Margaret Verble’s When Two Feathers Fell from the Sky (Mariner Books 2021) is one of those disappointing novels that simply does not live up to its potential. It’s a perfectly okay read, but I wanted it to be as great as a historical novel written by Verble about a Cherokee horse diver should have been. Instead, I got a big ole chaotic slog with a lot of disconnect and dead animals.
Set in Nashville in the 1920s, the novel focuses primarily on Two Feathers, the Cherokee horse diver “on loan” from a Wild West show. Two’s name is actually Nancy Benge, but that’s not going to sell tickets, so she adopted a “wild Indian” stage name. Verble’s use of names and the importance of them is something that is carried well throughout the novel, especially with Two, Crawford, and Little Elk. Crawford is one of “the Crawfords,” an affluent black family in segregated Tennessee. He is Two’s closest confidant, and they’ve bonded over the care of the animals. The zoo where Two and Crawford work was built on an Indian burial ground, and Little Elk is a ghost who was killed before reaching manhood and stuck with a childish name. He isn’t the only ghost who shows up in the pages, but he is one of the more impactful ones.

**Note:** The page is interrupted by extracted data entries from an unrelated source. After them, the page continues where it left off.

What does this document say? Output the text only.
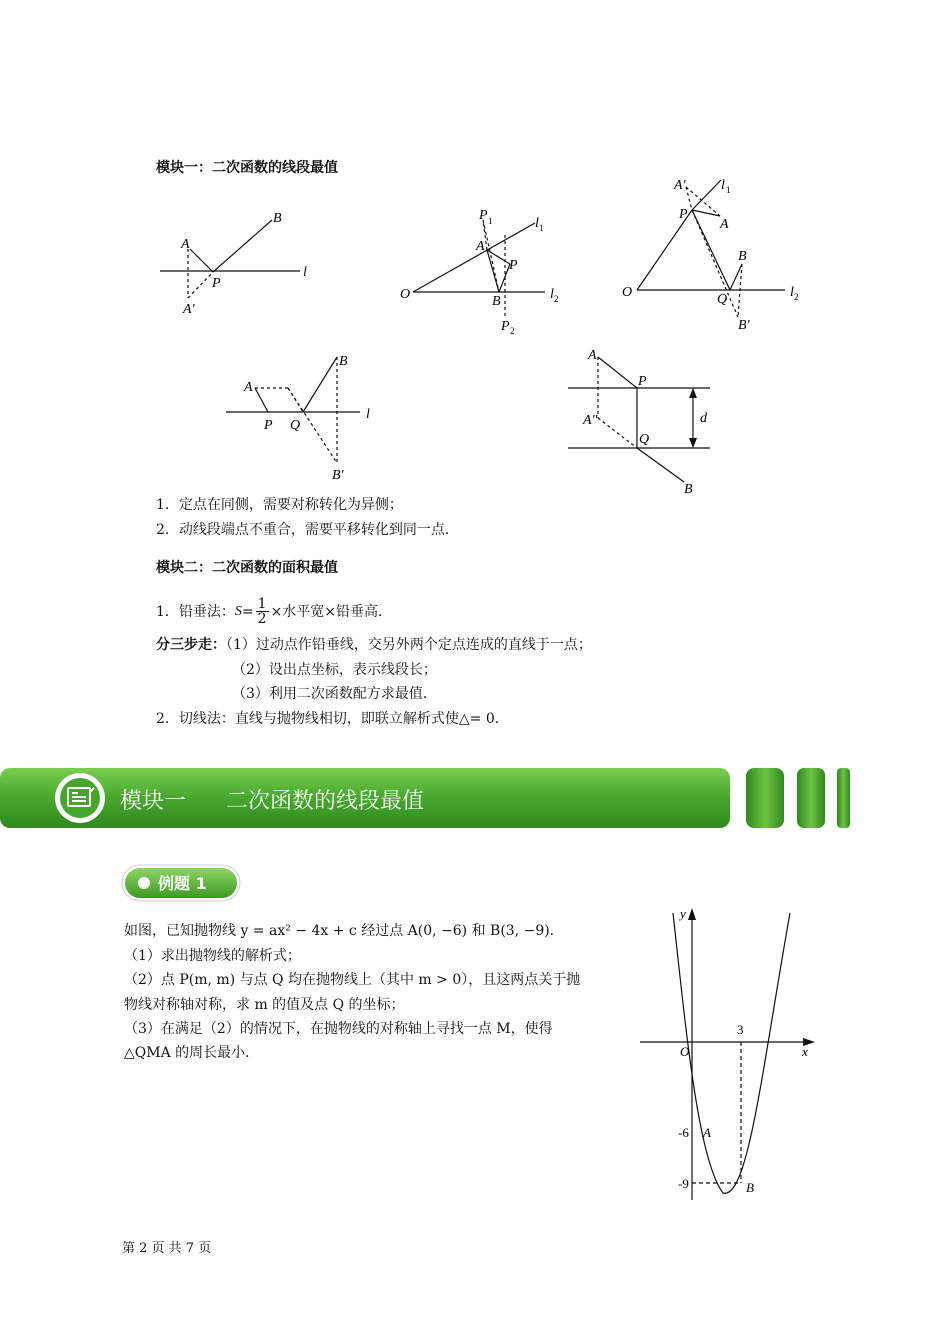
模块一：二次函数的线段最值
B
A
P
l
A'
P 1
A
l 1
P
O	B	l 2
P 2
A'	l 1
P
A
B
O	Q	l 2
B'
A
B
P Q
l
B'
A
P
A"	d
Q
B
1．定点在同侧，需要对称转化为异侧；
2．动线段端点不重合，需要平移转化到同一点．
模块二：二次函数的面积最值
1．铅垂法： $S = \frac{1}{2}$ ×水平宽×铅垂高．
分三步走：（1）过动点作铅垂线，交另外两个定点连成的直线于一点；
（2）设出点坐标，表示线段长；
（3）利用二次函数配方求最值．
2．切线法：直线与抛物线相切，即联立解析式使△= 0．
模块一 二次函数的线段最值
例题 1
如图，已知抛物线 y = ax² − 4x + c 经过点 A(0, −6) 和 B(3, −9)．
（1）求出抛物线的解析式；
（2）点 P(m, m) 与点 Q 均在抛物线上（其中 m > 0），且这两点关于抛
物线对称轴对称，求 m 的值及点 Q 的坐标；
（3）在满足（2）的情况下，在抛物线的对称轴上寻找一点 M，使得
△QMA 的周长最小．
y
x
O
3
-6 A
-9	B
第 2 页 共 7 页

When Two suffers an injury that breaks both her body and soul, she stays on at the Glendale Park and Zoo. She does so because getting home would be a painful, bumpy endeavor. Because she was seriously injured while on the job, Mr. Shackleford seems quite agreeable to letting her stay on even though she can’t dive; they’ll find something for her to do. One of the workers, Jack, is obsessed with Two even before the accident, and as she recovers, his advances become dangerous. He is a poorly written caricature of evil; had Verble focused more on him as a character and less on packing the novel with 1920s Nashville history and distracting sidetrips and plots, the novel could have been a five-star read.
When Two Feathers Fell from the Sky is a novel of race in the Prohibition-era South, but it just gets too wrapped up in itself, and it is just a little too clunky to excel.